Sekarang, menurut Maier, Pram telah menulis dalam bahasa Indonesia standar. Ia
menyandarkan diri pada ingatan dan kebenaran untuk mengedepankan pengalaman dan
kecemasan bukan sebaliknya. Akhirnya kekuatan-kekuatan sentripetal menang atas kekuatan
sentrifugal, dan gagasan tentang koherensi dan kedalaman sekarang mengungguli fragmen dan
disjunksi. Suara gagap telahdigantikan dengan eufoni. Pada akhirnya para penulis Pudjangga
Baru yang menyuarakan kebenaran dan keabadian. Bahkan Pram menata penulisan Melayu ke
dalam tiga kelompok: sastra eskapis, sastra yang mendukung status quo politik, dan sastra sejati
yang ia sendiri coba tuliskan. Ini sejalan dengan esai Pram tentang pengelompokan penulis:
mereka yang duduk di pangkuan penguasa, penulis popular, dan mereka yang memberi ide-ide
untuk direnungkan, yang menunjukan jalan ke masa depan.
Sekarang novel Pramoedya menurut Maier telah mengatasi keliaran diskursif dengan
kesahajaan linguitas, sentrifugal dengan sentripetal, gagasan-gagasan kompositoris tentang
rekayasa, sebab akibat, dan sirkularitas menenggelamkan kerisihan, kecepatan, dan linearitas.
Pendeknya, bagi Maier, Pramoedya telah menulis novel sejati tentang kebenaran dan tatanan.
Kegagapan Tjerita dari Blora belum diperhalus, tapi bisa dikatakan bahwa penulisan
pascakolonial Melayu telah mentransendensikan semua ketegangan dan konflik dikursif yang
mungkin ada,

3. Simpulan
Tulisan Maier ini, adalah tulisan dari seseorang yang berdiri di kutub kolonial yang
memandang segala kreativitas terjajah sebagai yang penuh kelemahan dan jauh dari kualitas
yang mungkin dibandingkannya dengan karya yang beredar sebagai hasil karya pengarang
kolonial.

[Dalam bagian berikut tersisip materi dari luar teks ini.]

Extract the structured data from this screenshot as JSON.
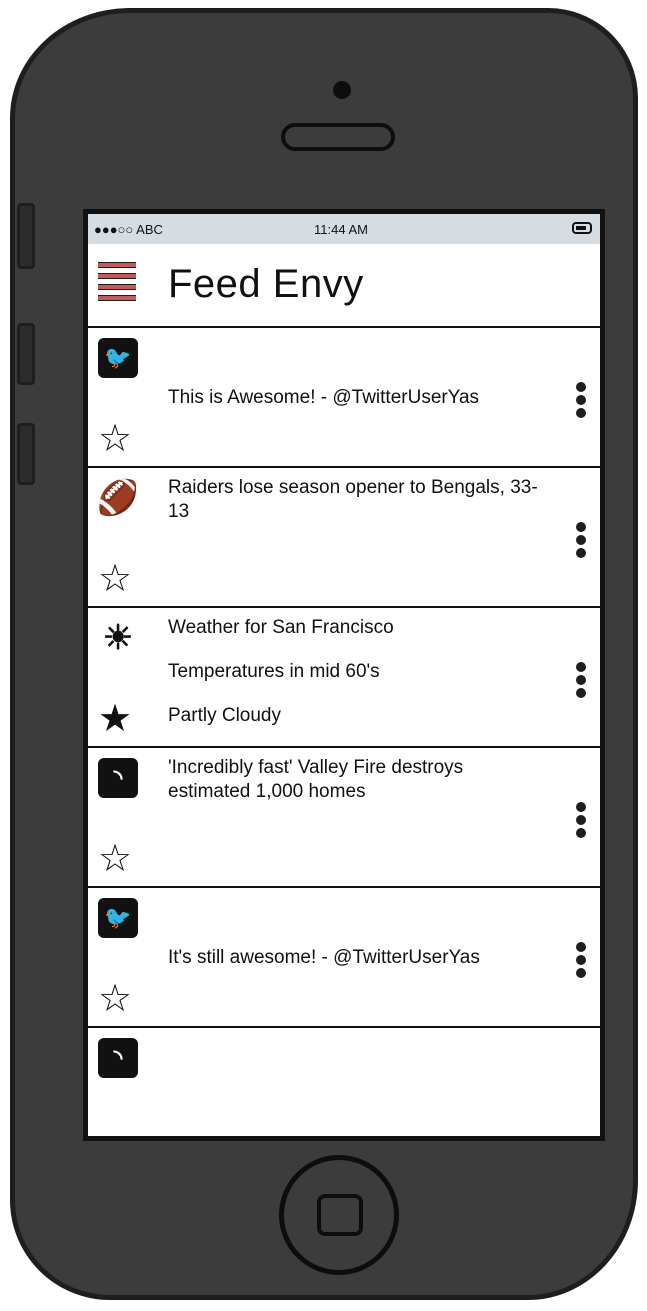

Dia memendang pengarang Indonesia sebagai yang lemah dan perlu diperkuat lagi,
diberi pelajaran lagi agar karya itu menjadi kian baik. Agak disayangkan penilaian atau analisis
kritik Maier ini tidak disertai contoh-contoh yang menguatkan. Misalnya tentang perkembangan
estetika Pramoedya dari sejak awal sampai terciptanya Bumi Manusia. Bagaimana pergeseran-
pergeseran itu terasa dan diungkapkan dengan contoh konkret dengan kutipan dari karya yang
bersangkutan. Bagaimana suara gagap itu, bagaimana yang mulai belajar tidak gagap itu, dan
bagaimana yang tidak gagap atau eufoni itu? Rentetan pertanyaan itu menurut saya penting
sebab Maier tidak memberi penjelasan yang disertai data-data yang akurat dan bisa
dipertanggungjawabkan. Tulisan Maier justru menjadi bias ke dalam kecurigaan atau control
seorang koloni, tapi koloni yang tidak takut kehilangan tanah jajahannya. Ini berbeda dengan
tulisan Tony Day yang lebih jelas dan argumentasinya disertai data-data akurat sehingga bukan
saja semakin menjelaskan persoalan tetapi juga pembaca telah digiring ke dalam pembatasan
yang lebih terang.

DAFTAR PUSTAKA

Fulcher, Keith dan Day, Tony (ed). 2006. Clearing A Space. Sydney: Syney University.